Gideon's eyes narrowed. "Taken her own life?"
Irene nodded.
"Then why all the secrecy? Why make up such a tale?"
"There is a great deal of stigma attached to suicide," Irene pointed out. "The church ..."
"You think the local church would not have bent to my family's influence? For that matter, that the coroner would not have conveniently found her death an accident?"
"There is still the scandal."
"Yes. But I cannot imagine it would outweigh what they would have had to do. What about her corpse?" he pointed out bluntly. "If she did not leave of her own free will, if she was murdered or took her own life, then they would have had to do something with her body. Hidden her somewhere."
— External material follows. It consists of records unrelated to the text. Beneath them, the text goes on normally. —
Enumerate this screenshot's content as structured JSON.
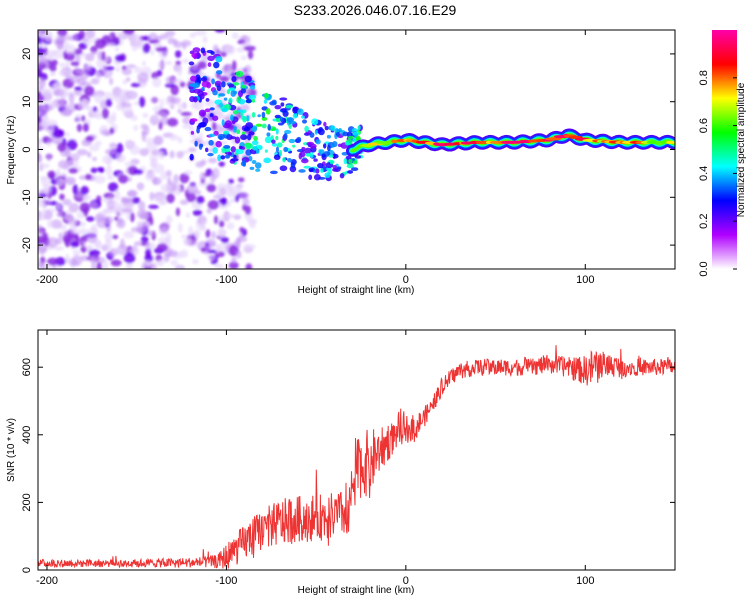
{
  "title": "S233.2026.046.07.16.E29",
  "chart_data": [
    {
      "type": "heatmap",
      "name": "spectrogram",
      "xlabel": "Height of straight line (km)",
      "ylabel": "Frequency (Hz)",
      "xlim": [
        -205,
        150
      ],
      "ylim": [
        -25,
        25
      ],
      "x_ticks": [
        "-200",
        "-100",
        "0",
        "100"
      ],
      "y_ticks": [
        "20",
        "10",
        "0",
        "-10",
        "-20"
      ],
      "x_tick_values": [
        -200,
        -100,
        0,
        100
      ],
      "y_tick_values": [
        20,
        10,
        0,
        -10,
        -20
      ],
      "colorbar": {
        "label": "Normalized spectral amplitude",
        "range": [
          0,
          1
        ],
        "ticks": [
          "0.0",
          "0.2",
          "0.4",
          "0.6",
          "0.8"
        ],
        "tick_values": [
          0.0,
          0.2,
          0.4,
          0.6,
          0.8
        ],
        "colors": [
          "#ffffff",
          "#b000ff",
          "#0000ff",
          "#00ffff",
          "#00ff00",
          "#ffff00",
          "#ff0000",
          "#ff00aa"
        ]
      },
      "signal_band": [
        {
          "x": -110,
          "freq": 10,
          "amp": 0.35
        },
        {
          "x": -100,
          "freq": 8,
          "amp": 0.45
        },
        {
          "x": -90,
          "freq": 6,
          "amp": 0.5
        },
        {
          "x": -80,
          "freq": 4,
          "amp": 0.55
        },
        {
          "x": -70,
          "freq": 3,
          "amp": 0.5
        },
        {
          "x": -60,
          "freq": 2,
          "amp": 0.45
        },
        {
          "x": -50,
          "freq": 0,
          "amp": 0.4
        },
        {
          "x": -40,
          "freq": -1,
          "amp": 0.45
        },
        {
          "x": -30,
          "freq": 0,
          "amp": 0.5
        },
        {
          "x": -20,
          "freq": 1,
          "amp": 0.6
        },
        {
          "x": -10,
          "freq": 1.5,
          "amp": 0.7
        },
        {
          "x": 0,
          "freq": 2,
          "amp": 0.8
        },
        {
          "x": 20,
          "freq": 1,
          "amp": 0.85
        },
        {
          "x": 40,
          "freq": 1.5,
          "amp": 0.8
        },
        {
          "x": 60,
          "freq": 1.5,
          "amp": 0.85
        },
        {
          "x": 80,
          "freq": 2,
          "amp": 0.9
        },
        {
          "x": 90,
          "freq": 3,
          "amp": 0.85
        },
        {
          "x": 100,
          "freq": 2,
          "amp": 0.8
        },
        {
          "x": 120,
          "freq": 1.5,
          "amp": 0.7
        },
        {
          "x": 140,
          "freq": 1.5,
          "amp": 0.7
        },
        {
          "x": 150,
          "freq": 1.5,
          "amp": 0.7
        }
      ]
    },
    {
      "type": "line",
      "name": "snr",
      "xlabel": "Height of straight line (km)",
      "ylabel": "SNR (10 * v/v)",
      "xlim": [
        -205,
        150
      ],
      "ylim": [
        0,
        710
      ],
      "x_ticks": [
        "-200",
        "-100",
        "0",
        "100"
      ],
      "y_ticks": [
        "0",
        "200",
        "400",
        "600"
      ],
      "x_tick_values": [
        -200,
        -100,
        0,
        100
      ],
      "y_tick_values": [
        0,
        200,
        400,
        600
      ],
      "color": "#ee3333",
      "series": [
        {
          "name": "SNR",
          "x": [
            -205,
            -180,
            -150,
            -120,
            -105,
            -100,
            -90,
            -80,
            -70,
            -60,
            -50,
            -40,
            -32,
            -28,
            -20,
            -15,
            -10,
            -5,
            0,
            5,
            10,
            15,
            20,
            25,
            30,
            40,
            50,
            60,
            70,
            80,
            90,
            100,
            105,
            110,
            120,
            130,
            140,
            150
          ],
          "y": [
            20,
            20,
            20,
            22,
            25,
            40,
            80,
            120,
            140,
            150,
            155,
            160,
            170,
            300,
            320,
            350,
            380,
            400,
            420,
            420,
            450,
            490,
            540,
            570,
            590,
            600,
            600,
            600,
            600,
            610,
            600,
            590,
            600,
            610,
            600,
            600,
            600,
            600
          ],
          "noise": [
            12,
            12,
            12,
            15,
            20,
            40,
            55,
            60,
            70,
            70,
            70,
            70,
            70,
            95,
            100,
            70,
            60,
            40,
            40,
            40,
            30,
            25,
            25,
            25,
            25,
            25,
            25,
            25,
            25,
            30,
            30,
            45,
            60,
            40,
            30,
            25,
            25,
            25
          ]
        }
      ]
    }
  ]
}
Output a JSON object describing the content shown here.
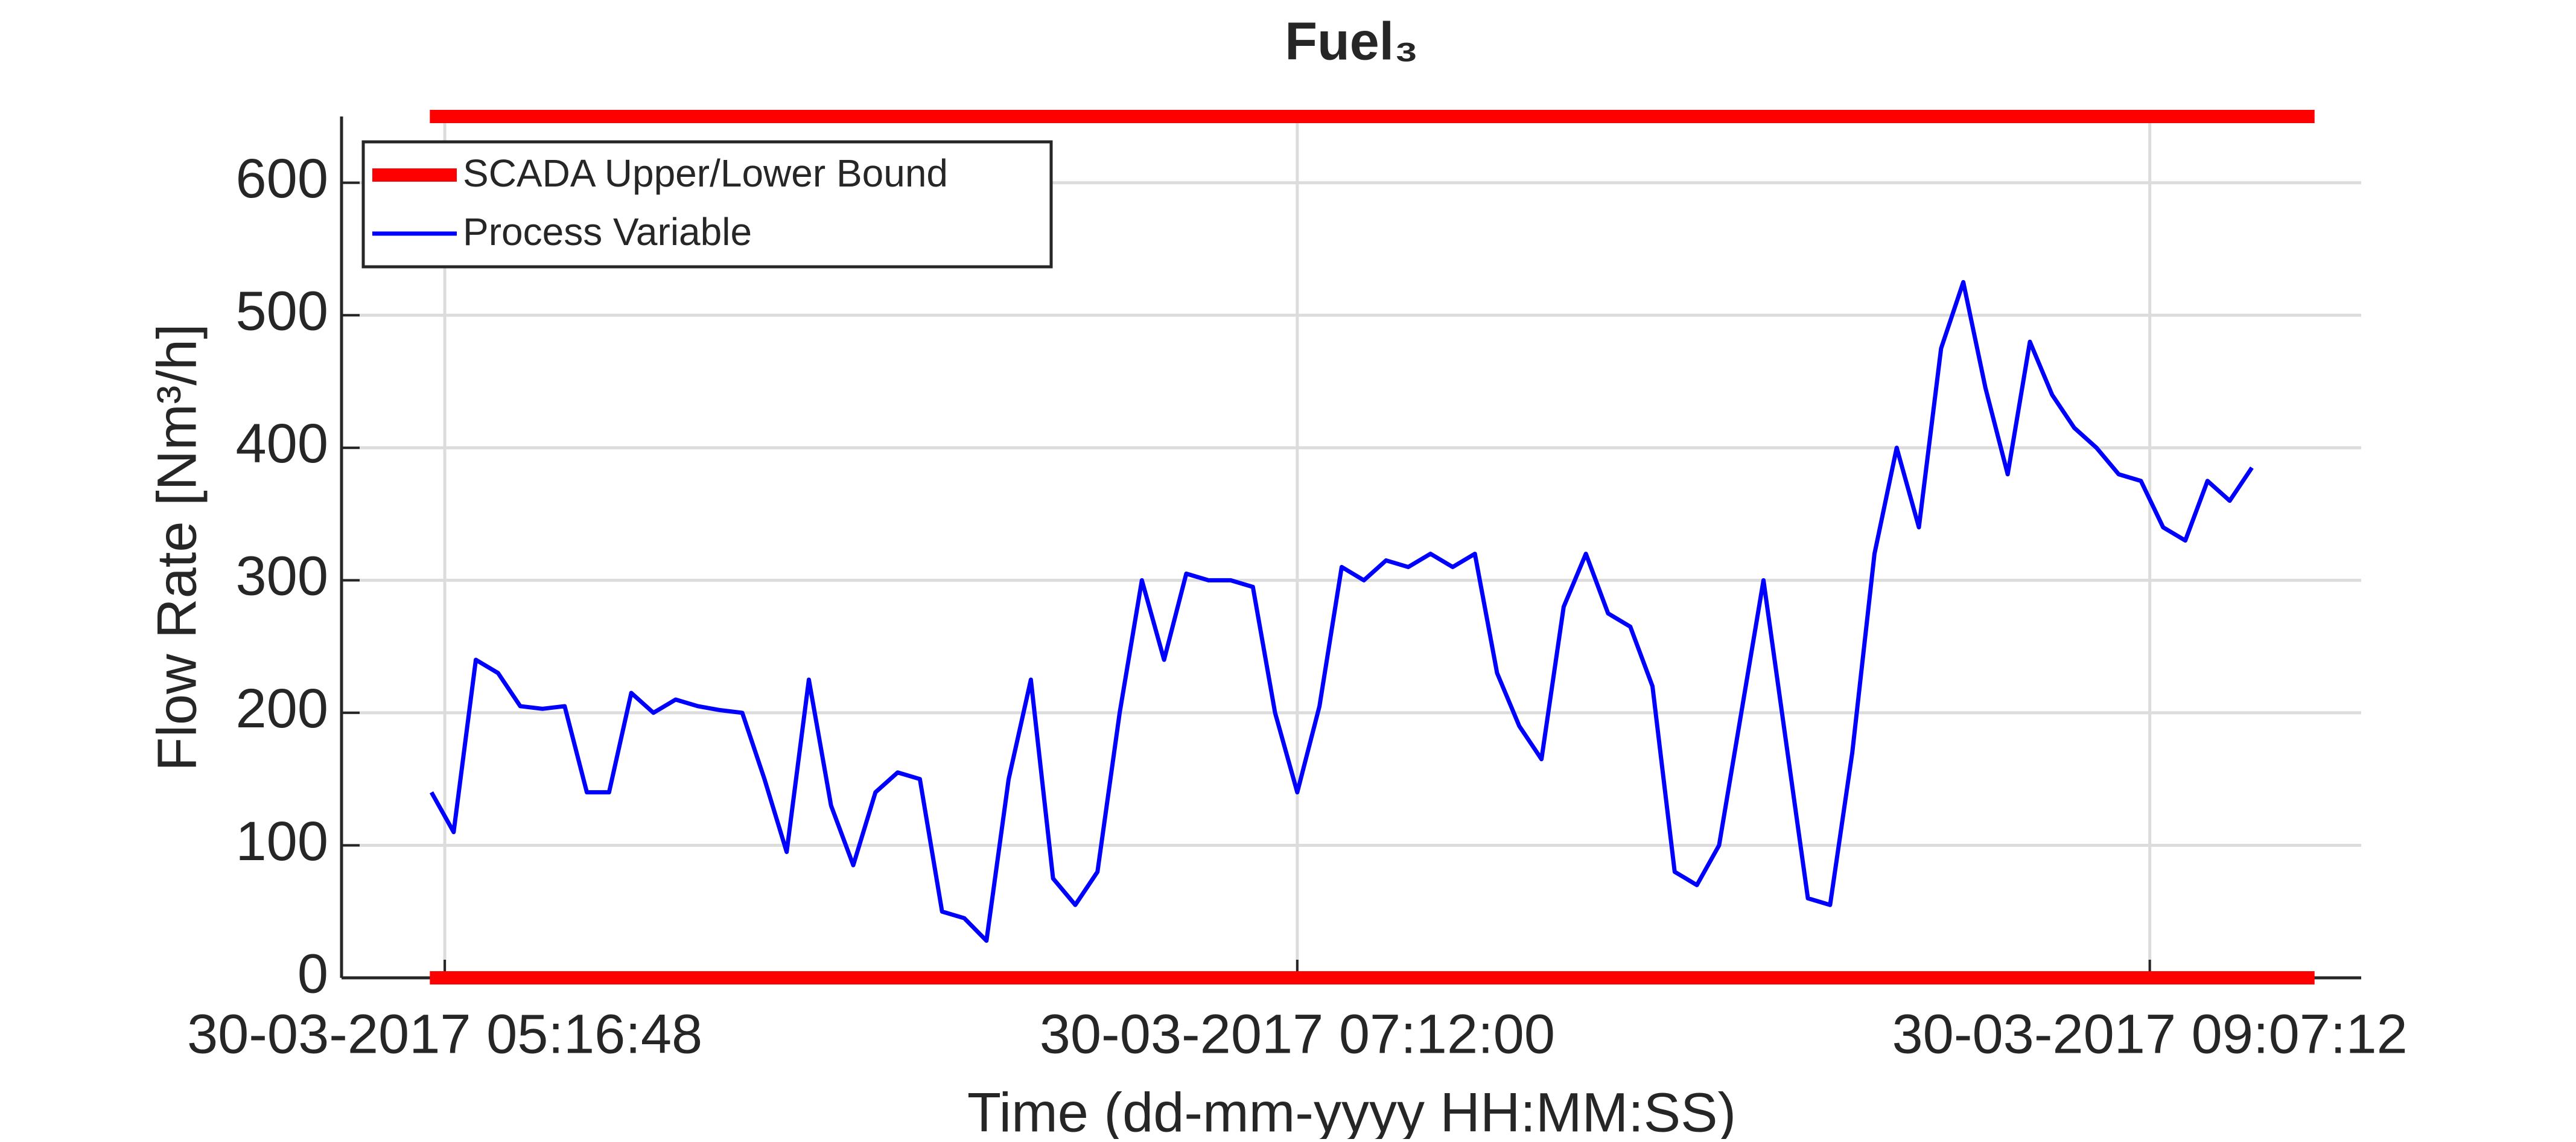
{
  "chart_data": {
    "type": "line",
    "title": "Fuel₃",
    "x_label": "Time (dd-mm-yyyy HH:MM:SS)",
    "y_label": "Flow Rate [Nm³/h]",
    "xlim": [
      "30-03-2017 05:02:51",
      "30-03-2017 09:35:46"
    ],
    "xticks": [
      "30-03-2017 05:16:48",
      "30-03-2017 07:12:00",
      "30-03-2017 09:07:12"
    ],
    "ylim": [
      0,
      650
    ],
    "yticks": [
      0,
      100,
      200,
      300,
      400,
      500,
      600
    ],
    "grid": true,
    "legend": "upper left",
    "bounds": {
      "name": "SCADA Upper/Lower Bound",
      "color": "#ff0000",
      "x": [
        "30-03-2017 05:14:47",
        "30-03-2017 09:29:28"
      ],
      "upper": 650,
      "lower": 0
    },
    "x": [
      "30-03-2017 05:15:00",
      "30-03-2017 05:18:00",
      "30-03-2017 05:21:00",
      "30-03-2017 05:24:00",
      "30-03-2017 05:27:00",
      "30-03-2017 05:30:00",
      "30-03-2017 05:33:00",
      "30-03-2017 05:36:00",
      "30-03-2017 05:39:00",
      "30-03-2017 05:42:00",
      "30-03-2017 05:45:00",
      "30-03-2017 05:48:00",
      "30-03-2017 05:51:00",
      "30-03-2017 05:54:00",
      "30-03-2017 05:57:00",
      "30-03-2017 06:00:00",
      "30-03-2017 06:03:00",
      "30-03-2017 06:06:00",
      "30-03-2017 06:09:00",
      "30-03-2017 06:12:00",
      "30-03-2017 06:15:00",
      "30-03-2017 06:18:00",
      "30-03-2017 06:21:00",
      "30-03-2017 06:24:00",
      "30-03-2017 06:27:00",
      "30-03-2017 06:30:00",
      "30-03-2017 06:33:00",
      "30-03-2017 06:36:00",
      "30-03-2017 06:39:00",
      "30-03-2017 06:42:00",
      "30-03-2017 06:45:00",
      "30-03-2017 06:48:00",
      "30-03-2017 06:51:00",
      "30-03-2017 06:54:00",
      "30-03-2017 06:57:00",
      "30-03-2017 07:00:00",
      "30-03-2017 07:03:00",
      "30-03-2017 07:06:00",
      "30-03-2017 07:09:00",
      "30-03-2017 07:12:00",
      "30-03-2017 07:15:00",
      "30-03-2017 07:18:00",
      "30-03-2017 07:21:00",
      "30-03-2017 07:24:00",
      "30-03-2017 07:27:00",
      "30-03-2017 07:30:00",
      "30-03-2017 07:33:00",
      "30-03-2017 07:36:00",
      "30-03-2017 07:39:00",
      "30-03-2017 07:42:00",
      "30-03-2017 07:45:00",
      "30-03-2017 07:48:00",
      "30-03-2017 07:51:00",
      "30-03-2017 07:54:00",
      "30-03-2017 07:57:00",
      "30-03-2017 08:00:00",
      "30-03-2017 08:03:00",
      "30-03-2017 08:06:00",
      "30-03-2017 08:09:00",
      "30-03-2017 08:12:00",
      "30-03-2017 08:15:00",
      "30-03-2017 08:18:00",
      "30-03-2017 08:21:00",
      "30-03-2017 08:24:00",
      "30-03-2017 08:27:00",
      "30-03-2017 08:30:00",
      "30-03-2017 08:33:00",
      "30-03-2017 08:36:00",
      "30-03-2017 08:39:00",
      "30-03-2017 08:42:00",
      "30-03-2017 08:45:00",
      "30-03-2017 08:48:00",
      "30-03-2017 08:51:00",
      "30-03-2017 08:54:00",
      "30-03-2017 08:57:00",
      "30-03-2017 09:00:00",
      "30-03-2017 09:03:00",
      "30-03-2017 09:06:00",
      "30-03-2017 09:09:00",
      "30-03-2017 09:12:00",
      "30-03-2017 09:15:00",
      "30-03-2017 09:18:00",
      "30-03-2017 09:21:00"
    ],
    "series": [
      {
        "name": "Process Variable",
        "color": "#0000ff",
        "values": [
          140,
          110,
          240,
          230,
          205,
          203,
          205,
          140,
          140,
          215,
          200,
          210,
          205,
          202,
          200,
          150,
          95,
          225,
          130,
          85,
          140,
          155,
          150,
          50,
          45,
          28,
          150,
          225,
          75,
          55,
          80,
          200,
          300,
          240,
          305,
          300,
          300,
          295,
          200,
          140,
          205,
          310,
          300,
          315,
          310,
          320,
          310,
          320,
          230,
          190,
          165,
          280,
          320,
          275,
          265,
          220,
          80,
          70,
          100,
          200,
          300,
          180,
          60,
          55,
          170,
          320,
          400,
          340,
          475,
          525,
          445,
          380,
          480,
          440,
          415,
          400,
          380,
          375,
          340,
          330,
          375,
          360,
          385
        ]
      }
    ]
  }
}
The thought made Irene feel a trifle queasy. "Yes. It seems unlikely that they would have done so because of a suicide."
"And what else is there? That she went mad and was locked for years in the attic?"
"I know. It is all rather ... unrealistic," she agreed.
"I think perhaps my uncle's belief is based more on what he wants to believe than what was true," Gideon said.
"But both Nancy and your uncle agree that you were the center of Lady Selene's life," Irene pointed out. "Whatever happened to her, I do not think she would have abandoned you. At least you have that."
"True—if you accept Nancy's and Uncle Jasper's accounts of what Lady Selene was like. What about Owenby's? According to him, it was my father who was good and she was wicked. I suppose it does not matter, really, either way. Clearly my parentage was deficient. An unfaithful wife for a mother, one who conceivably would have taken her child away from his home, his heritage. And a father who did not care enough to try to get his own child back."